İSTİLACI TÜRLER İSTİLA ETTİ
Geminin dört bir yanının istilacı türler olarak bilinen uzun dikenli deniz kestanesi ve aslan balığının istilası altında olduğunu kamerasıyla görüntüleyen Yusuf Öztürk, "Bu yıl daha çok göze batmaya başlayan bir durumla karşı karşıyayız. St. Didier, dünyaca ünlü bir batık. Batığa yerli ve yabancı dalgıçların katıldığı yüzlerce dalış düzenliyoruz. Süveyş Kanalı üzerinden gelip Antalya Körfezi'ni istila eden uzun dikenli deniz kestanesi ve aslan balıklarının popülasyonu her geçen gün artmakta. Bu 2 tür de zehirli olarak biliniyor. Balığın vücudunun etrafından sarkan dikenleri dokunduğu kişiye zarar verebiliyor" dedi.

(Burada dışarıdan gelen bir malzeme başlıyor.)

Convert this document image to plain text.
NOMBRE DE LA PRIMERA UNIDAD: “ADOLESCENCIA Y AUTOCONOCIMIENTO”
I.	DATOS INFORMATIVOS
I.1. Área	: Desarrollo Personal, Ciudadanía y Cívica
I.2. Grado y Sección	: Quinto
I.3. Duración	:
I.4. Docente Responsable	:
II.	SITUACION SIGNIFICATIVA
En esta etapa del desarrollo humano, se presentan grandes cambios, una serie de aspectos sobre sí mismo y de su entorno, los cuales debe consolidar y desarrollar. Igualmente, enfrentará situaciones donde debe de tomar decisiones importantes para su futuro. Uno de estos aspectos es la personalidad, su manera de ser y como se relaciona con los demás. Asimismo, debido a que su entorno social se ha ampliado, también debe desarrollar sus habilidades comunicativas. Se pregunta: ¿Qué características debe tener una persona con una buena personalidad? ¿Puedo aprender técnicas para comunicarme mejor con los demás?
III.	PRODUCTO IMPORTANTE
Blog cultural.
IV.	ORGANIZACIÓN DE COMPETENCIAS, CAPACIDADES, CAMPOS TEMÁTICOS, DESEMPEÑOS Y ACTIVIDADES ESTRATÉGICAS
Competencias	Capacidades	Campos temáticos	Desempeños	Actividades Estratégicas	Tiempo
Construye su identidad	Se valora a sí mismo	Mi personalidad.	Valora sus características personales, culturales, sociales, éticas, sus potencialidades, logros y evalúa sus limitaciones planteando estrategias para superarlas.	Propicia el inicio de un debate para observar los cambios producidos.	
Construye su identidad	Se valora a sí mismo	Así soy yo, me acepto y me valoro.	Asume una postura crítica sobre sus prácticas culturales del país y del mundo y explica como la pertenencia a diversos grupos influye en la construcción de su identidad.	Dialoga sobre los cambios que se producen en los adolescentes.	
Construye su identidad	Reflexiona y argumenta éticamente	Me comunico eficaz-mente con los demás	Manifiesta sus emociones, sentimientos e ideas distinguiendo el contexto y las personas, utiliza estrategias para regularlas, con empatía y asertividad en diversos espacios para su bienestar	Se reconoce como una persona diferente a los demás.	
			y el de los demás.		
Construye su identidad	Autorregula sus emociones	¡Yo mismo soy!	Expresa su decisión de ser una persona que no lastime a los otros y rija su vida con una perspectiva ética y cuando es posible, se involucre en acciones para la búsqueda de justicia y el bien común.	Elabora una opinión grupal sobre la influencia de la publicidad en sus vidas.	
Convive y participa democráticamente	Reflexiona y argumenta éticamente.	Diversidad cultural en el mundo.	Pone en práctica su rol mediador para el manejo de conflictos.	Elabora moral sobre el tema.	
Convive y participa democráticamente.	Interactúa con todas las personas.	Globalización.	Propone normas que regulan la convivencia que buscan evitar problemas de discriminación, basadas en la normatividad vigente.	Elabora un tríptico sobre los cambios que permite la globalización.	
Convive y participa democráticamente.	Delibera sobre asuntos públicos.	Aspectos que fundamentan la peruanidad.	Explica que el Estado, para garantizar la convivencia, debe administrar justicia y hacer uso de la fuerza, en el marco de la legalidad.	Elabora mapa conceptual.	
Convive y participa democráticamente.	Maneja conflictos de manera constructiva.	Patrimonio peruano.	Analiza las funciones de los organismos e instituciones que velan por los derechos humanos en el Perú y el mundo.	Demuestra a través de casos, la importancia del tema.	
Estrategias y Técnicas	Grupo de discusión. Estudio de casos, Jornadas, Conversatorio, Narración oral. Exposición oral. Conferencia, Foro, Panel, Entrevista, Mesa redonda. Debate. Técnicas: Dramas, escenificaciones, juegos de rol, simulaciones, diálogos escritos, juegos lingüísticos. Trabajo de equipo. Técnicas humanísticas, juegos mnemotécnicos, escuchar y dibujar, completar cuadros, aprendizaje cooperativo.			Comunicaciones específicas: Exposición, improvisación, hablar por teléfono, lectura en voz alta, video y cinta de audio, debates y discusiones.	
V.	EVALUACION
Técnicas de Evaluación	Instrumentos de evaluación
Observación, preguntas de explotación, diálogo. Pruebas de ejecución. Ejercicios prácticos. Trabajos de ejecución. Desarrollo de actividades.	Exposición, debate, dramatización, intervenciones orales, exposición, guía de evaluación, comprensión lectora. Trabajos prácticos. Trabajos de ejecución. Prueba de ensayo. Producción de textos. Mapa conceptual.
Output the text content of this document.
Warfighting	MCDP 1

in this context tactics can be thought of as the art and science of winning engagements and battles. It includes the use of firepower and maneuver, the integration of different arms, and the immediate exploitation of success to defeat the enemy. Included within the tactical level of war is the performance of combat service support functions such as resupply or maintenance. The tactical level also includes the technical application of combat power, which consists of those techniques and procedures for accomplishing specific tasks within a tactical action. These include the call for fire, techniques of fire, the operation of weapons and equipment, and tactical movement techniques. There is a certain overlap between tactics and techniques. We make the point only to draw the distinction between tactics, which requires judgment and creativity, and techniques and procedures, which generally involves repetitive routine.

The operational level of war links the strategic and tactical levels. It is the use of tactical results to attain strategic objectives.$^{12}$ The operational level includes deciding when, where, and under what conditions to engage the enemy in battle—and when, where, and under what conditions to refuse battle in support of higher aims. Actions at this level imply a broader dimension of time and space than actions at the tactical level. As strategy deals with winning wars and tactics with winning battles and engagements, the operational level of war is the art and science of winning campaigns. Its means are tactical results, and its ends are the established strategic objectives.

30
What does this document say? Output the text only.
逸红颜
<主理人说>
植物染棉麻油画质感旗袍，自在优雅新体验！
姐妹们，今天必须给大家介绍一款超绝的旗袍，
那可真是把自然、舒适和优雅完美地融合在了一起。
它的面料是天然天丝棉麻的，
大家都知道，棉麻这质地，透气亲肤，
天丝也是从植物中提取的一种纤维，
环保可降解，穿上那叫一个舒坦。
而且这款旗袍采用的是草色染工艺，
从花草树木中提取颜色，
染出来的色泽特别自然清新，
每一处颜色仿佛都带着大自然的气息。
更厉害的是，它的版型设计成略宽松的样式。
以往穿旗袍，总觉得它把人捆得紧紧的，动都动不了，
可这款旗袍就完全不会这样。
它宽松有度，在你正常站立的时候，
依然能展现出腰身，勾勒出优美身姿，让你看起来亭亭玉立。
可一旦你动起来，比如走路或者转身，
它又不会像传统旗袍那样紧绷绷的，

'DÜZENLİ TEMİZLİK DALIŞLARI YAPILMALI'
Tarihi batığın istilacı 2 türden temizlenmesi için düzenli dalış yapılması gerektiğini vurgulayan Öztürk, konuşmasını şöyle sürdürdü:
"Bu balıkların ve kestanelerin temizlenmesi o batığın tanıtımı ve oraya dalan turistlerin sağlığı için önemli. Bunun için gerekenin bir an önce yapılmasını istiyoruz. Bir defaya mahsus yapılan temizlik bu olayın gidişatını değiştirmez. Düzenli olarak St. Didier'e deniz kestanesi ve aslan balığı temizleme dalışları yapılmalı. Dalış yapan turistler yavaş hareket eden aslan balıklarını fotoğraf makineleriyle görüntülemek istiyor. Balık doğası nedeniyle yavaş hareket eden ve kaçmayan bir balık. Nasıl tepki vereceğini kestirmek de zor. Dalış anında olumsuz bir şeyle karşılaşmayı da istemiyoruz. Onları o batıktan uzaklaştırıp temizleyebilirsek daha sağlıklı ve güvenli dalışlar olacak."
'ST. DİDİER BATIĞI'NIN HİKAYESİ
İkinci Dünya Savaşı'nda Almanlarla iş birliği yapan Fransız hükümeti, Suriye'ye girip Lübnan'a doğru ilerleyen İngilizlere karşı, bölgedeki birliklerine asker ve mühimmat desteği göndermek ister. Savaşta tarafsız kalan Türkiye, kendi topraklarından mühimmatın ve askerlerin geçişine izin vermez. Alman işgalindeki Selanik Limanı'na getirilen mühimmat, Qued Yquem ve Saint Didier adlı ticari gemiye yüklenir. Qued Yquem gemisi, 1 Ocak 1942 tarihinde Kumluca ilçesi Adrasan açıklarında Kıbrıs'tan kalkan İngiliz savaş uçağı tarafından batırılır. Arka tarafına Türk bayrağı çeken Saint Didier ise Antalya Limanı'na sığınır. Limanın 400 metre açığında demirleyen gemi, aynı gün saat 16.00 sıralarında 2 İngiliz uçağının hedefi olur. Uçaklardan birinin attığı torpil gemiyi ıskalar ve İskele Mescidi ile gümrük binası arasındaki bölgeye düşer. Patlamanın şiddetiyle Yat Limanı'nda 10-15 metre yüksekliğinde dalga oluşur. İkinci uçağın attığı torpil ise geminin arka kısmına isabet eder. Su almaya başlayan gemi, gecenin ilerleyen saatlerinde sulara gömülür. Savaş gemisi batarken, 5 asker yaşamını yitirir. 15'i yaralı, 275 asker ise balıkçıların da yardımıyla kurtulur.